The pay dirt for evolution education is to get students to see all of biological life through the lens of evolution. (This builds upon the ‘Evidence’ section. If you have not visited there, you are encouraged to do so first.)
Let’s take a familiar example–the dog.
Now if a student has been taught to view biological life through the three lens of similarities, progressions, and remnants they will be able to test the theory of evolution and make predictions.
Similarities prediction: If evolution is true you might expect to find similarities (synapomorphies) between breeds of dogs, other closely related mammals, mammals as a whole, vertebrates, eukaryotes, and all life. We find these in abundance from head to toe in dogs. Dogs have a single temporal hole like all synapsids, hair and mammary glands like most mammals, placentas for nourishing in utero like all eutherians, iron based blood, a tail like many carnivora, five fingers on their forelimbs like most vertebrates (pentadactyly), and on and on.
Progressions prediction: If evolution is true you might expect to see dogs as part of a progression of change on the macro scale (using fossils) and on the micro scale (across geography and in recorded historical records) showing change over time. This is, of course, exactly what we find.

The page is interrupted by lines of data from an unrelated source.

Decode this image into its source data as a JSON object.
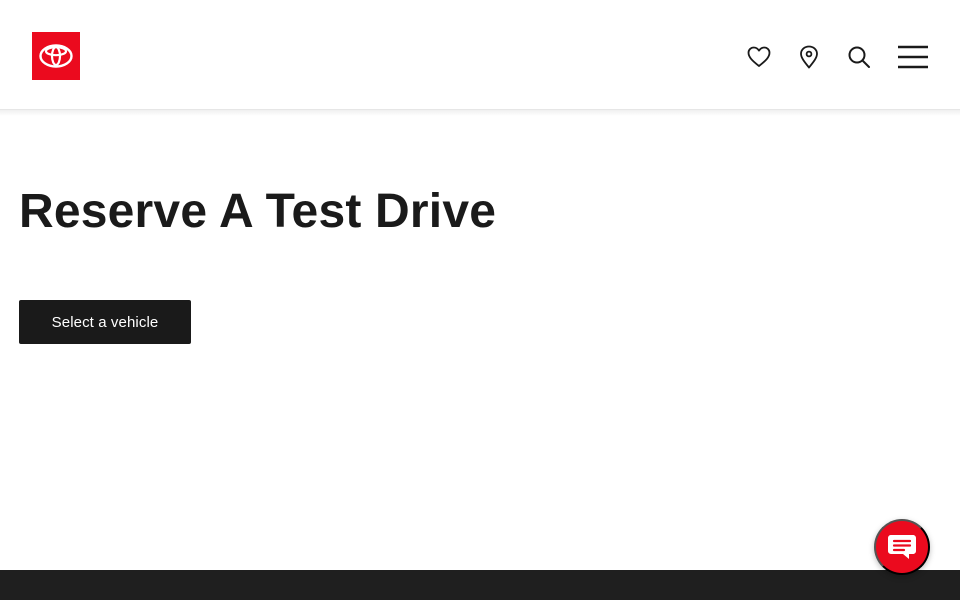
{
  "header": {
    "logo_icon": "toyota-logo-icon",
    "brand_color": "#eb0a1e",
    "icons": [
      "heart-icon",
      "location-pin-icon",
      "search-icon",
      "hamburger-menu-icon"
    ]
  },
  "main": {
    "title": "Reserve A Test Drive",
    "cta_label": "Select a vehicle"
  },
  "chat": {
    "icon": "chat-bubble-icon",
    "color": "#eb0a1e"
  },
  "footer": {
    "color": "#1f1f1f"
  }
}
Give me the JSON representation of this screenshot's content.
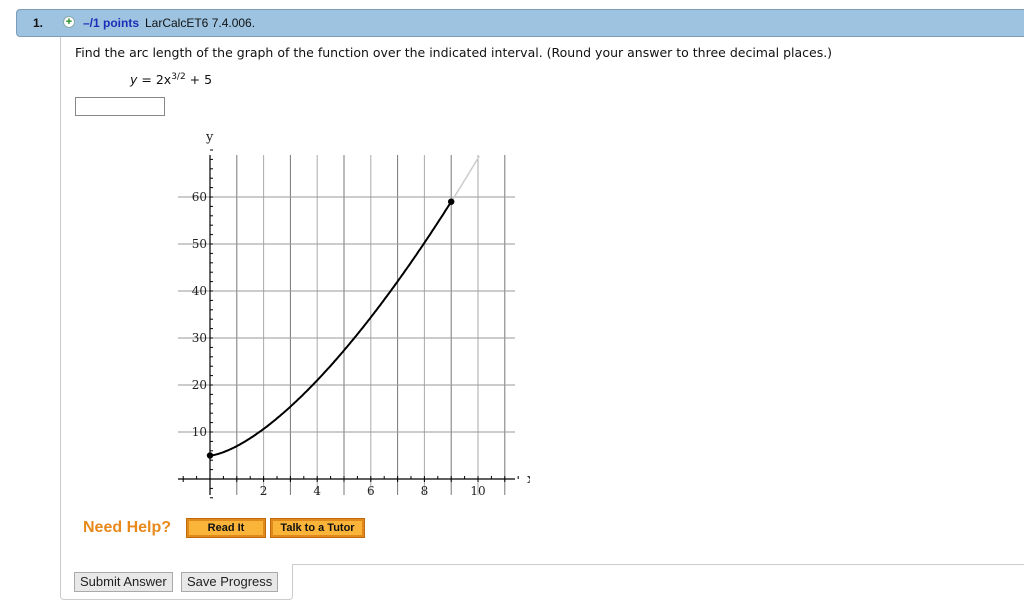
{
  "question": {
    "number": "1.",
    "plus_icon": "plus-circle-icon",
    "points": "–/1 points",
    "reference": "LarCalcET6 7.4.006.",
    "prompt": "Find the arc length of the graph of the function over the indicated interval. (Round your answer to three decimal places.)",
    "formula_lhs": "y",
    "formula_mid": " = 2x",
    "formula_exp": "3/2",
    "formula_rhs": " + 5",
    "answer_value": ""
  },
  "graph": {
    "x_axis_label": "x",
    "y_axis_label": "y",
    "x_ticks": [
      "2",
      "4",
      "6",
      "8",
      "10"
    ],
    "y_ticks": [
      "10",
      "20",
      "30",
      "40",
      "50",
      "60"
    ],
    "interval": [
      0,
      9
    ],
    "endpoints": [
      [
        0,
        5
      ],
      [
        9,
        59
      ]
    ]
  },
  "help": {
    "label": "Need Help?",
    "read_it": "Read It",
    "talk_tutor": "Talk to a Tutor"
  },
  "actions": {
    "submit": "Submit Answer",
    "save": "Save Progress"
  }
}
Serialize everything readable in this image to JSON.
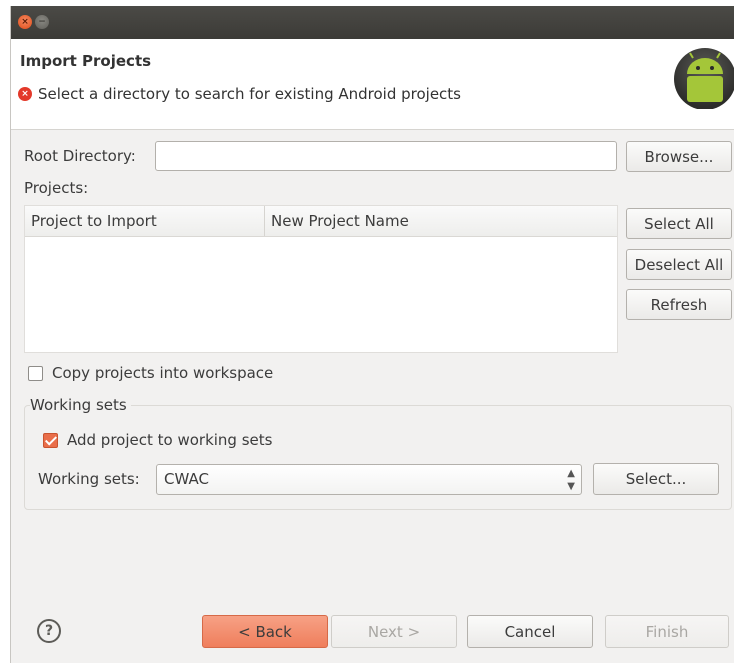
{
  "window": {
    "close_glyph": "×",
    "min_glyph": "−"
  },
  "header": {
    "title": "Import Projects",
    "message": "Select a directory to search for existing Android projects",
    "error_glyph": "×"
  },
  "root_directory": {
    "label": "Root Directory:",
    "value": "",
    "browse_label": "Browse..."
  },
  "projects": {
    "label": "Projects:",
    "columns": [
      "Project to Import",
      "New Project Name"
    ],
    "rows": [],
    "select_all_label": "Select All",
    "deselect_all_label": "Deselect All",
    "refresh_label": "Refresh"
  },
  "copy_into_workspace": {
    "label": "Copy projects into workspace",
    "checked": false
  },
  "working_sets": {
    "group_title": "Working sets",
    "add_label": "Add project to working sets",
    "add_checked": true,
    "select_label": "Working sets:",
    "selected_value": "CWAC",
    "select_button_label": "Select..."
  },
  "footer": {
    "help_glyph": "?",
    "back_label": "< Back",
    "next_label": "Next >",
    "cancel_label": "Cancel",
    "finish_label": "Finish"
  },
  "colors": {
    "accent": "#ef7e5c",
    "error": "#e3392a",
    "titlebar": "#3c3b37",
    "android_green": "#a4c639"
  }
}
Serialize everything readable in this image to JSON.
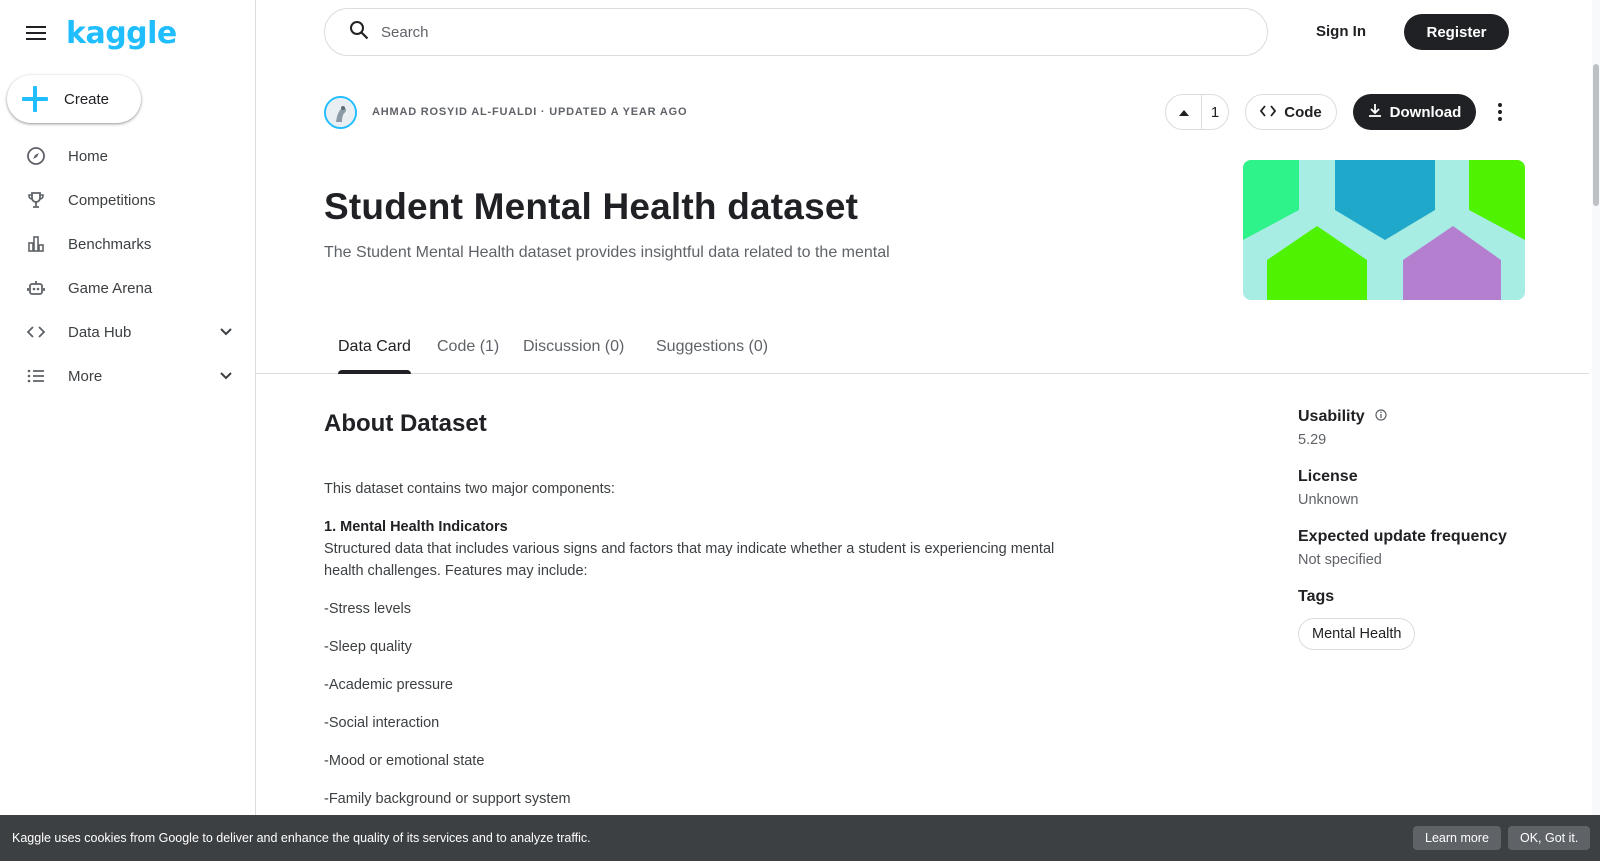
{
  "app": {
    "logo_text": "kaggle",
    "brand_color": "#20beff"
  },
  "sidebar": {
    "create_label": "Create",
    "items": [
      {
        "label": "Home",
        "icon": "compass-icon"
      },
      {
        "label": "Competitions",
        "icon": "trophy-icon"
      },
      {
        "label": "Benchmarks",
        "icon": "bar-chart-icon"
      },
      {
        "label": "Game Arena",
        "icon": "robot-icon"
      },
      {
        "label": "Data Hub",
        "icon": "code-icon",
        "expandable": true
      },
      {
        "label": "More",
        "icon": "list-icon",
        "expandable": true
      }
    ]
  },
  "header": {
    "search_placeholder": "Search",
    "signin_label": "Sign In",
    "register_label": "Register"
  },
  "dataset": {
    "meta": "AHMAD ROSYID AL-FUALDI · UPDATED A YEAR AGO",
    "upvotes": "1",
    "code_label": "Code",
    "download_label": "Download",
    "title": "Student Mental Health dataset",
    "subtitle": "The Student Mental Health dataset provides insightful data related to the mental",
    "cover_colors": [
      "#2ef28a",
      "#1fa8c9",
      "#4ff200",
      "#b57fcf",
      "#a8ede4"
    ]
  },
  "tabs": [
    {
      "label": "Data Card",
      "active": true
    },
    {
      "label": "Code (1)",
      "active": false
    },
    {
      "label": "Discussion (0)",
      "active": false
    },
    {
      "label": "Suggestions (0)",
      "active": false
    }
  ],
  "about": {
    "heading": "About Dataset",
    "intro": "This dataset contains two major components:",
    "section1_title": "1. Mental Health Indicators",
    "section1_body": "Structured data that includes various signs and factors that may indicate whether a student is experiencing mental health challenges. Features may include:",
    "features": [
      "-Stress levels",
      "-Sleep quality",
      "-Academic pressure",
      "-Social interaction",
      "-Mood or emotional state",
      "-Family background or support system"
    ]
  },
  "panel": {
    "usability_label": "Usability",
    "usability_value": "5.29",
    "license_label": "License",
    "license_value": "Unknown",
    "frequency_label": "Expected update frequency",
    "frequency_value": "Not specified",
    "tags_label": "Tags",
    "tags": [
      "Mental Health"
    ]
  },
  "cookie": {
    "text": "Kaggle uses cookies from Google to deliver and enhance the quality of its services and to analyze traffic.",
    "learn_more": "Learn more",
    "ok": "OK, Got it."
  }
}
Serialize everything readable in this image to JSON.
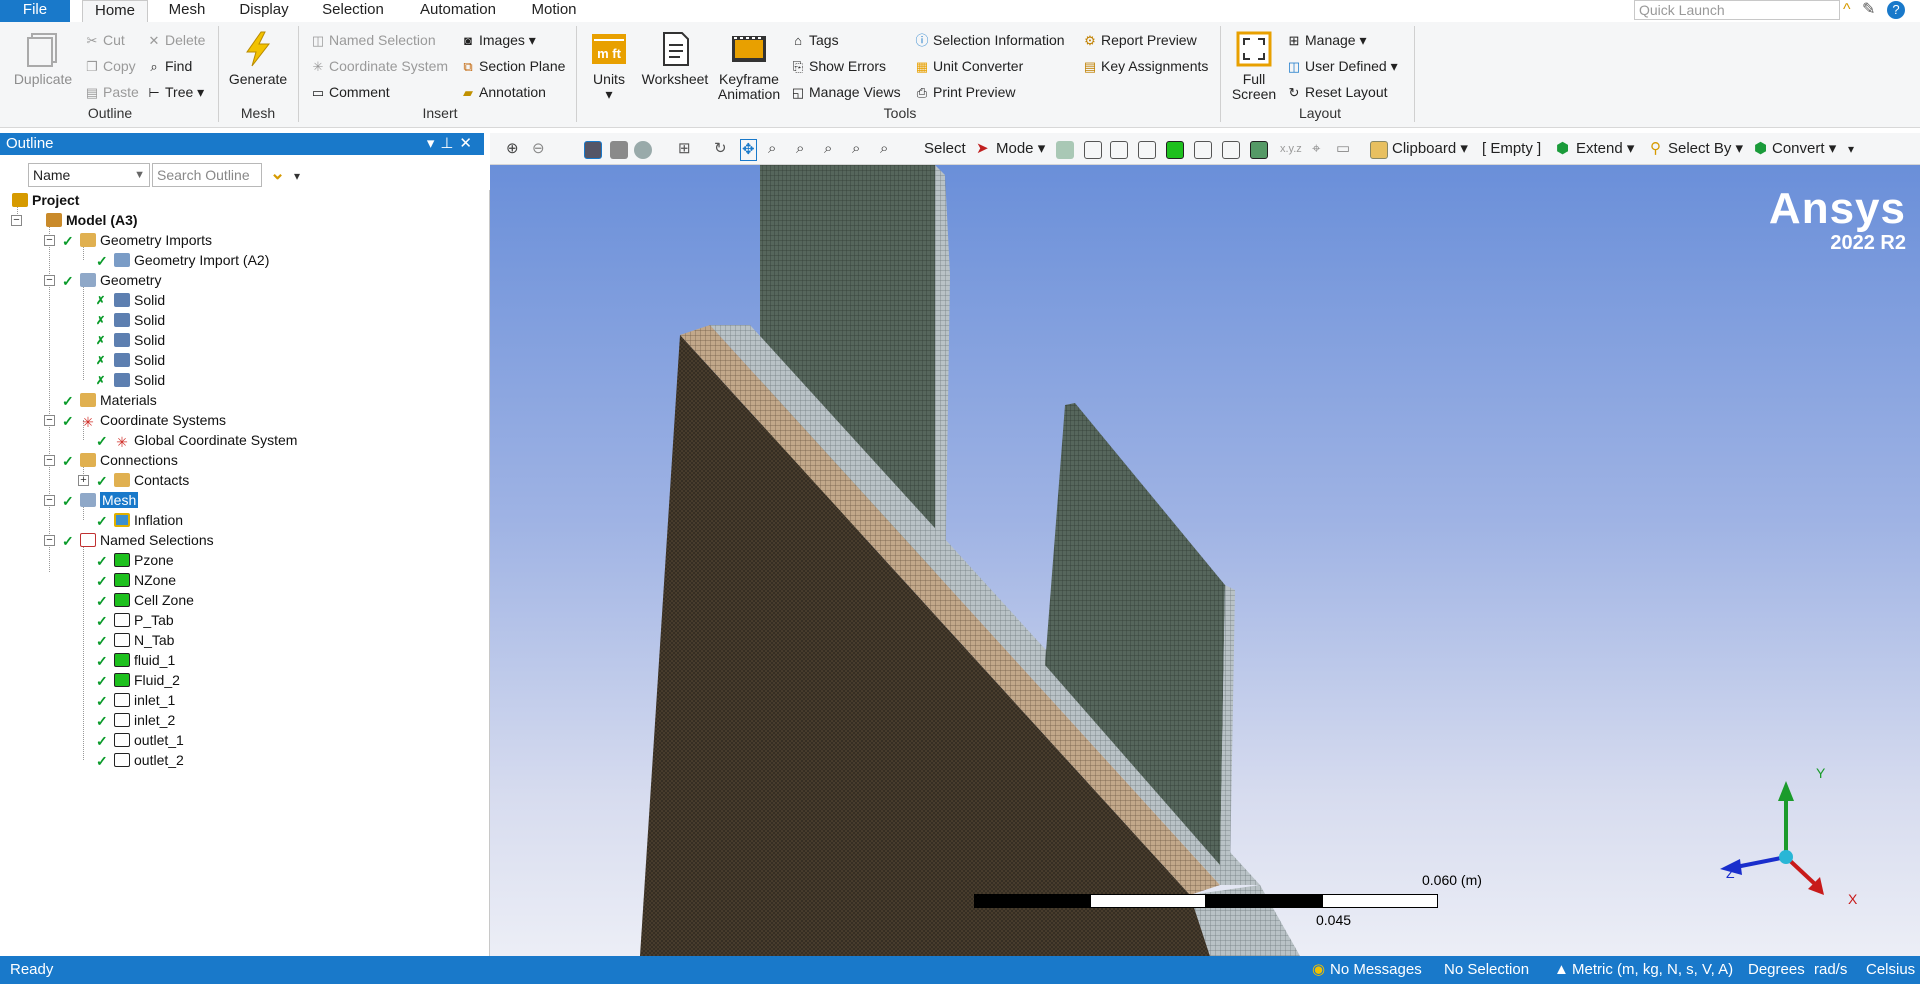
{
  "menu": {
    "file": "File",
    "tabs": [
      "Home",
      "Mesh",
      "Display",
      "Selection",
      "Automation",
      "Motion"
    ],
    "active_tab": "Home",
    "quick_launch_placeholder": "Quick Launch"
  },
  "ribbon": {
    "outline_group": {
      "label": "Outline",
      "duplicate": "Duplicate",
      "cut": "Cut",
      "copy": "Copy",
      "paste": "Paste",
      "delete": "Delete",
      "find": "Find",
      "tree": "Tree"
    },
    "mesh_group": {
      "label": "Mesh",
      "generate": "Generate"
    },
    "insert_group": {
      "label": "Insert",
      "named_selection": "Named Selection",
      "coordinate_system": "Coordinate System",
      "comment": "Comment",
      "images": "Images",
      "section_plane": "Section Plane",
      "annotation": "Annotation"
    },
    "tools_group": {
      "label": "Tools",
      "units": "Units",
      "worksheet": "Worksheet",
      "keyframe_animation_1": "Keyframe",
      "keyframe_animation_2": "Animation",
      "tags": "Tags",
      "show_errors": "Show Errors",
      "manage_views": "Manage Views",
      "selection_information": "Selection Information",
      "unit_converter": "Unit Converter",
      "print_preview": "Print Preview",
      "report_preview": "Report Preview",
      "key_assignments": "Key Assignments"
    },
    "layout_group": {
      "label": "Layout",
      "full_screen_1": "Full",
      "full_screen_2": "Screen",
      "manage": "Manage",
      "user_defined": "User Defined",
      "reset_layout": "Reset Layout"
    }
  },
  "outline": {
    "title": "Outline",
    "filter_select": "Name",
    "search_placeholder": "Search Outline",
    "tree": {
      "project": "Project",
      "model": "Model (A3)",
      "geometry_imports": "Geometry Imports",
      "geometry_import_a2": "Geometry Import (A2)",
      "geometry": "Geometry",
      "solids": [
        "Solid",
        "Solid",
        "Solid",
        "Solid",
        "Solid"
      ],
      "materials": "Materials",
      "coordinate_systems": "Coordinate Systems",
      "global_coordinate_system": "Global Coordinate System",
      "connections": "Connections",
      "contacts": "Contacts",
      "mesh": "Mesh",
      "inflation": "Inflation",
      "named_selections": "Named Selections",
      "named_items": [
        "Pzone",
        "NZone",
        "Cell Zone",
        "P_Tab",
        "N_Tab",
        "fluid_1",
        "Fluid_2",
        "inlet_1",
        "inlet_2",
        "outlet_1",
        "outlet_2"
      ]
    }
  },
  "view_toolbar": {
    "select": "Select",
    "mode": "Mode",
    "clipboard": "Clipboard",
    "clipboard_value": "[ Empty ]",
    "extend": "Extend",
    "select_by": "Select By",
    "convert": "Convert"
  },
  "viewport": {
    "brand": "Ansys",
    "version": "2022 R2",
    "scale_label_top": "0.060 (m)",
    "scale_label_mid": "0.045",
    "axis_y": "Y",
    "axis_z": "Z",
    "axis_x": "X"
  },
  "status": {
    "ready": "Ready",
    "messages": "No Messages",
    "selection": "No Selection",
    "units": "Metric (m, kg, N, s, V, A)",
    "angle": "Degrees",
    "rate": "rad/s",
    "temp": "Celsius"
  },
  "colors": {
    "accent": "#1979ca",
    "mesh_dark": "#4a3e2e",
    "mesh_tab": "#5b6b60",
    "check": "#0a9b2a"
  }
}
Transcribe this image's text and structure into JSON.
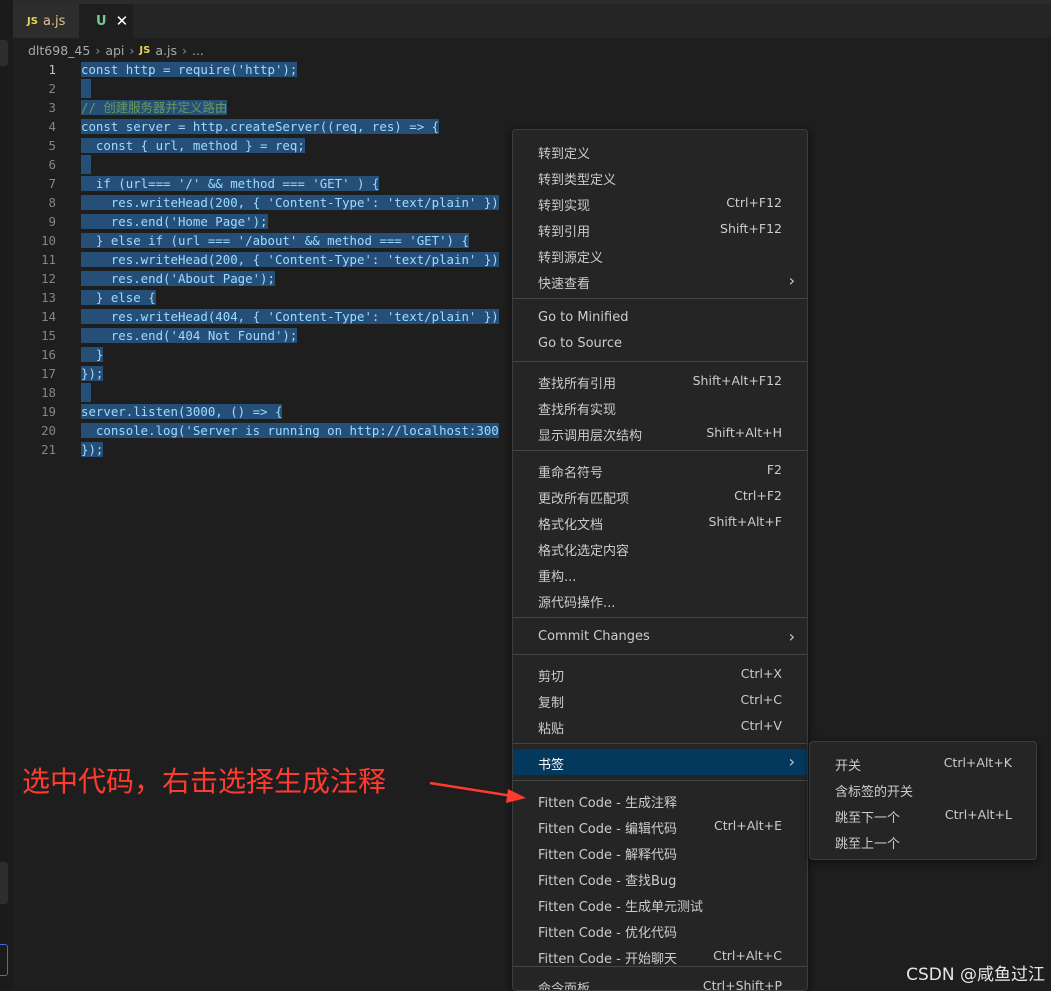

Remnants prediction: If evolution is true you would expect to see signs of past generations within today’s dogs. Turns out you do. One such example is the dew claw on the front paws of most dogs. This claw is small and has little musculature. So, why have it? Well, it may serve some purpose in mounting but otherwise it is simply a leftover, a remnant. Further evidence of this supporting evolution is the hind leg dew claws found on some dogs, which harkens back to an ancestral trait of having five digits on their hind leg.
My point is simple: Pick ANY species and similar evidence can be found. Giving this ability of seeing life through these lens of similarities, progressions, and remnants gives POWER to your students to see life in a new way–to see life in light of the pageantry, beauty, mystery, and majesty of evolutionary history. That, dear friends, is something every student should have the honor and pleasure of doing.